12 And by the river upon the bank thereof, on this side and on that side, shall grow all trees for meat, whose leaf shall not fade, neither shall the fruit thereof be consumed: it shall bring forth new fruit according to his months, because their waters they issued out of the sanctuary: and the fruit thereof shall be for meat, and the leaf thereof for medicine.
Psalm 42
1. As the hart panteth after the water brooks, so panteth my soul after thee, O God.
2 My soul thirsteth for God, for the living God: when shall I come and appear before God?

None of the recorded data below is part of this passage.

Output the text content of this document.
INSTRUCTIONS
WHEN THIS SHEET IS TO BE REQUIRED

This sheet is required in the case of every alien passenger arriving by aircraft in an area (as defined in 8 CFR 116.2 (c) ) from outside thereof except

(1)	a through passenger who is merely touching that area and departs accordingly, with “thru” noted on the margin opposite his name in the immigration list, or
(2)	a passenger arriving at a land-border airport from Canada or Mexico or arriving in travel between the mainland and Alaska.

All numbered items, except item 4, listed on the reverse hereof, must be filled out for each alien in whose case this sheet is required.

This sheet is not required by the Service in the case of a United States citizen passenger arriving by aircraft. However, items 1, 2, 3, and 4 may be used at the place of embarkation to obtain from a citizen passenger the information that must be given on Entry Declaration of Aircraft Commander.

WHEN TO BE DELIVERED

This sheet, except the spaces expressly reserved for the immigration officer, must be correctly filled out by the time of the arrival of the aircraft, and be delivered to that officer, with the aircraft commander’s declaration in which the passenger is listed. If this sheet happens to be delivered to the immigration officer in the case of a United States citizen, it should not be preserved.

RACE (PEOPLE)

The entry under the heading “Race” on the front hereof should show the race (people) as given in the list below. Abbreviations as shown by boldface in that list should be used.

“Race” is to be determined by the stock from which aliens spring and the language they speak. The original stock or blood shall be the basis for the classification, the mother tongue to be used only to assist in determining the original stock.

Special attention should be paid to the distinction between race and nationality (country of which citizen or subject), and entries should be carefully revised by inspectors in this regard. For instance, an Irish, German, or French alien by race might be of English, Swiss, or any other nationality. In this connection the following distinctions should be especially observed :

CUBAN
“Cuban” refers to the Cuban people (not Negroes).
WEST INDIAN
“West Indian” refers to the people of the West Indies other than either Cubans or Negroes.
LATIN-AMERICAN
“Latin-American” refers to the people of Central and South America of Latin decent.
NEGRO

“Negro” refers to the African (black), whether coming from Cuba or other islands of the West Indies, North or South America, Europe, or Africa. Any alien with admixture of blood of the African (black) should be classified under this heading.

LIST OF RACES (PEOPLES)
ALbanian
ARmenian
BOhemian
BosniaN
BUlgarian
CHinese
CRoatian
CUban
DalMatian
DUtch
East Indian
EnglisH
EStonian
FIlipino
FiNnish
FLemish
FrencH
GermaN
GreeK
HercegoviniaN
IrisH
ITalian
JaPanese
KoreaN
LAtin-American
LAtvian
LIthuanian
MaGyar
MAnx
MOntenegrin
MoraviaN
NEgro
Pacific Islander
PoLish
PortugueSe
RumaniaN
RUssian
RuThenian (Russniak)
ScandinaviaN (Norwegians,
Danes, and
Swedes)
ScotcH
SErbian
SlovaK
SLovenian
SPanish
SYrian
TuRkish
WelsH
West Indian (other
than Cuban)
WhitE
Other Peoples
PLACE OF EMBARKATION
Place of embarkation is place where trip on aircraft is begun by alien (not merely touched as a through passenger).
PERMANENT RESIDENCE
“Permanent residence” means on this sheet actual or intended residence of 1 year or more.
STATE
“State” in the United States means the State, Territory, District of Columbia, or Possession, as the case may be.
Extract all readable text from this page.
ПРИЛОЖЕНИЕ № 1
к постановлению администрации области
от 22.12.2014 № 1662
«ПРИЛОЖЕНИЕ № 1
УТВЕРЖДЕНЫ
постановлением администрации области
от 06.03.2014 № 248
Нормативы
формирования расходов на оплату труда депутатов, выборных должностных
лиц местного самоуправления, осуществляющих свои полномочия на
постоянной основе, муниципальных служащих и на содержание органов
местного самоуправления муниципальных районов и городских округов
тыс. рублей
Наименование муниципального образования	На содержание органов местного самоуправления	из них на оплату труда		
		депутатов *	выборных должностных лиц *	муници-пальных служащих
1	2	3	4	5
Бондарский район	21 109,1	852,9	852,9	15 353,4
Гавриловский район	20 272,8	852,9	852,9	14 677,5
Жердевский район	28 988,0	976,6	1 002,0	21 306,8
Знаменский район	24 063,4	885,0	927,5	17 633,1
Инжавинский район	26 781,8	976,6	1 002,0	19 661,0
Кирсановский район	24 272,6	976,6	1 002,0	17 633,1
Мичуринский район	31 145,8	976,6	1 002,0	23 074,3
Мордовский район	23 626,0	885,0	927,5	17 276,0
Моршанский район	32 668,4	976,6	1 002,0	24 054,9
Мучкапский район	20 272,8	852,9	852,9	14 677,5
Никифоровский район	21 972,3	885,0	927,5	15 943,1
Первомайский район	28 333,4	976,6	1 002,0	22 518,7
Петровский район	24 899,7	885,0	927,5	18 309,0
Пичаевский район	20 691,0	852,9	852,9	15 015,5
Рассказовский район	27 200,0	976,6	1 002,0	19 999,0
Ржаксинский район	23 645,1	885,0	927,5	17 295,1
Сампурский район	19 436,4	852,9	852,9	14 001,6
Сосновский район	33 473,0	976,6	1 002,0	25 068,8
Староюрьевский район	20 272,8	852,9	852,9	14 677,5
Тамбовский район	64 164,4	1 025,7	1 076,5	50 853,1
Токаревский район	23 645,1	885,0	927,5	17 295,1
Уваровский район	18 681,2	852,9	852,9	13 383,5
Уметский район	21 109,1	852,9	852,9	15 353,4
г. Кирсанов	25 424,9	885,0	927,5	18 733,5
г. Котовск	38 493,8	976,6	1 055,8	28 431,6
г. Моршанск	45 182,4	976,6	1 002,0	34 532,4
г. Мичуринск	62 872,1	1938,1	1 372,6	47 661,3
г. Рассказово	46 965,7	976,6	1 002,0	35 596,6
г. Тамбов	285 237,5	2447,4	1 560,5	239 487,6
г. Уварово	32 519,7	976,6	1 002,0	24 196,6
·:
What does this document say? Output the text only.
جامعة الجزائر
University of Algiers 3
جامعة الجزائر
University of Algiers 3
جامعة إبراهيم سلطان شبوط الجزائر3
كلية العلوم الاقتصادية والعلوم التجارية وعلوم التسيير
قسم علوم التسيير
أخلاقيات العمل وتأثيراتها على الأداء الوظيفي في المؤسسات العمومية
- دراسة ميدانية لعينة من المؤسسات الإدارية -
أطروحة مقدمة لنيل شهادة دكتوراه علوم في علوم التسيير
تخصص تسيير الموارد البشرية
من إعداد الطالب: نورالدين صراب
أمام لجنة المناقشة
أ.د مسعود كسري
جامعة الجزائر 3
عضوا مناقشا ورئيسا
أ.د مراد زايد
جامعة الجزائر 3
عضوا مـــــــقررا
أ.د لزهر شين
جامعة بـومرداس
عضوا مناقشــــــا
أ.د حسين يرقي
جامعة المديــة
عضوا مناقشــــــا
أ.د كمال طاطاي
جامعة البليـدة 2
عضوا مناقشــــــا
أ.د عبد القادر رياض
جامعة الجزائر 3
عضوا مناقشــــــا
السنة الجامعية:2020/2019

3 My tears have been my meat day and night, while they continually say unto me, Where is thy God?
4 When I remember these things, I pour out my soul in me: for I had gone with the multitude, I went with them to the house of God, with the voice of joy and praise, with a multitude that kept holyday.
5 Why art thou cast down, O my soul? and why art thou disquieted in me? hope thou in God: for I shall yet praise him for the help of his countenance.
6 O my God, my soul is cast down within me: therefore will I remember thee from the land of Jordan, and of the Hermonites, from the hill Mizar.
7 Deep calleth unto deep at the noise of thy waterspouts: all thy waves and thy billows are gone over me.
8 Yet the Lord will command his lovingkindness in the day time, and in the night his song shall be with me, and my prayer unto the God of my life.
9 I will say unto God my rock, Why hast thou forgotten me? why go I mourning because of the oppression of the enemy?
10 As with a sword in my bones, mine enemies reproach me; while they say daily unto me, Where is thy God?
11 Why art thou cast down, O my soul? and why art thou disquieted within me? hope thou in God: for I shall yet praise him, who is the health of my countenance, and my God.
Oh yes, my heart panteth after the water brooks of my Saviour, So so much. I am indeed so tired and weary. Please Dear Jesus, I need Your Living Water so much!?